We’ve come a long way from the time when NGO leaders and businesses stood at opposite ends of the spectrum, with little collaboration or compromise. Now, with the realization that issues are interrelated, that big problems such as climate change, fresh water depletion, natural resource destruction can be solved by partnerships and collaboration, we see NGO leaders sitting in the boardroom of big businesses.
However, this is not always the most efficient way to solve our problems.
As Frances Buckingham points out in his article Why Business Needs More Activism, there are important reasons why NGOs and businesses shouldn’t be sitting on the same side of the table. By serving as watchdogs, NGOs give business more credibility in the public eye and NGO activist campaigns, such as 350.org’s divestment campaign or Greenpeace’s Save the Arctic campaign, spurs change that otherwise wouldn’t happen if the NGOs were working within the business.

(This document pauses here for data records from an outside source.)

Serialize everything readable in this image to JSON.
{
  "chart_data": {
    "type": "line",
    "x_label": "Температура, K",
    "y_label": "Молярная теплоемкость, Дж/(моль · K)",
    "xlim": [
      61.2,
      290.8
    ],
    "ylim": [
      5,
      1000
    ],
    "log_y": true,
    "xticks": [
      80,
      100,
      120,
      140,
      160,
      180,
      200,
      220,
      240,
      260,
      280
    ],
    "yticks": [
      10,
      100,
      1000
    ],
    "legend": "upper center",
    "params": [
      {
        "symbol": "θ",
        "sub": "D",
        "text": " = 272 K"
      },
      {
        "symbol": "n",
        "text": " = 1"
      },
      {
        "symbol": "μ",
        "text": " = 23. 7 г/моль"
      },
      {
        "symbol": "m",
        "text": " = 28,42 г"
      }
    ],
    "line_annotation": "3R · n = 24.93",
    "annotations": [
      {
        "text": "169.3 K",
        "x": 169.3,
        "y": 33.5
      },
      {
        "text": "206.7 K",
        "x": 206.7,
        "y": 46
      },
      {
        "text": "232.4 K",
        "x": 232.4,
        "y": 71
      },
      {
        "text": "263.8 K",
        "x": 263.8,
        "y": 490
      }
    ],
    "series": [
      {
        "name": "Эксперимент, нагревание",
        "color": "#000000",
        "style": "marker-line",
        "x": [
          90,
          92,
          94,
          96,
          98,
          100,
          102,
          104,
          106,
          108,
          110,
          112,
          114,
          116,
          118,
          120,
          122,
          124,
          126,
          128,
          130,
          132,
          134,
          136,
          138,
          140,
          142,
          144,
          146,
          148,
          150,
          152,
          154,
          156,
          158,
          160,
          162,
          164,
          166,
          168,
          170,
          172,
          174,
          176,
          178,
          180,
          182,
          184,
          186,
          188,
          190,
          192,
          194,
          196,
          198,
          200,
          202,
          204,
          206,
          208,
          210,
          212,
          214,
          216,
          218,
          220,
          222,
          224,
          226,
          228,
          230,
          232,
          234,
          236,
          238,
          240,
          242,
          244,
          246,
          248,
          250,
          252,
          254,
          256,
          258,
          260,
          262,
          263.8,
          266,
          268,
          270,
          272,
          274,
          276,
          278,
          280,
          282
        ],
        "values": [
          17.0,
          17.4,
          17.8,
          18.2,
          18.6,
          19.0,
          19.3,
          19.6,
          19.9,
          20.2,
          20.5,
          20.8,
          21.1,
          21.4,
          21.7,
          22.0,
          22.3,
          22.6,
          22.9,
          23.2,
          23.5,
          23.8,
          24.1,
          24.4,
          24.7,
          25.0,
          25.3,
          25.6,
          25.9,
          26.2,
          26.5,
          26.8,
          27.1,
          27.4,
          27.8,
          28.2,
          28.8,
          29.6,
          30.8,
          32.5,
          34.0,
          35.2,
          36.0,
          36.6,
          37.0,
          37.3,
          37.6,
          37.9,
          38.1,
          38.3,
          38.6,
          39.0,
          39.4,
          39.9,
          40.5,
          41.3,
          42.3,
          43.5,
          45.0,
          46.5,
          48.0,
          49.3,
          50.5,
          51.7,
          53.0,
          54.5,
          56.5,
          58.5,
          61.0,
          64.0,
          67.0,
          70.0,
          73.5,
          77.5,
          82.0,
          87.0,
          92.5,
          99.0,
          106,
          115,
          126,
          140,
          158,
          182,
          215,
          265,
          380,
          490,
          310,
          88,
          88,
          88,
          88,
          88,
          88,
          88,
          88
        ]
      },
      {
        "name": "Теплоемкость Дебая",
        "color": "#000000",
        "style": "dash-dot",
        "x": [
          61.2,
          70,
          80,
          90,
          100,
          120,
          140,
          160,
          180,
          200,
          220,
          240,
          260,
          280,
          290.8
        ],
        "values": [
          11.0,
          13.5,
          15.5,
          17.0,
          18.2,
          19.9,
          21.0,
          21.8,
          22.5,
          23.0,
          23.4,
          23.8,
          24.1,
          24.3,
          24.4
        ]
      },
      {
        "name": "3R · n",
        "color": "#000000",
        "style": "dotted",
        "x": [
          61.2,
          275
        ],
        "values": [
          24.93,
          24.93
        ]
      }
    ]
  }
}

The line between advocate and watchdog often first gets blurred when an NGO starts takings money from the very businesses they say they are keeping tabs on. Not a good practice.
I would go one step further and argue that not only do we need NGOs pushing businesses to act more responsibly, but we need more activist business leaders, pushing their own business to the limits of what can be accomplished in a responsible and sustainable manner. These business activists need to create a new system for a better way of doing business, one that provides a measurable benefit to society at large.
Most NGOs are not advocacy organizations – they provide services and resources to groups left out of the marketplace or at the bottom of the income ladder. As such, they are poorly suited to conduct advocacy. More often than not they depend on the support of the largest businesses in their network – either directly or through foundations that those businesses control. It is unrealistic to expect them to be watchdogs when to survive they have to be lapdogs. How we create a space for advocates with independence is very hard. Alinsky would argue that this is something that interest groups have to organize themselves around in order to take on the excesses of corporations that do not care about their interests. Labor unions, community organizations, political organizations are all on that list. But NGOs, by virture of their dependence on the hand that we ask them to bit – not very promising.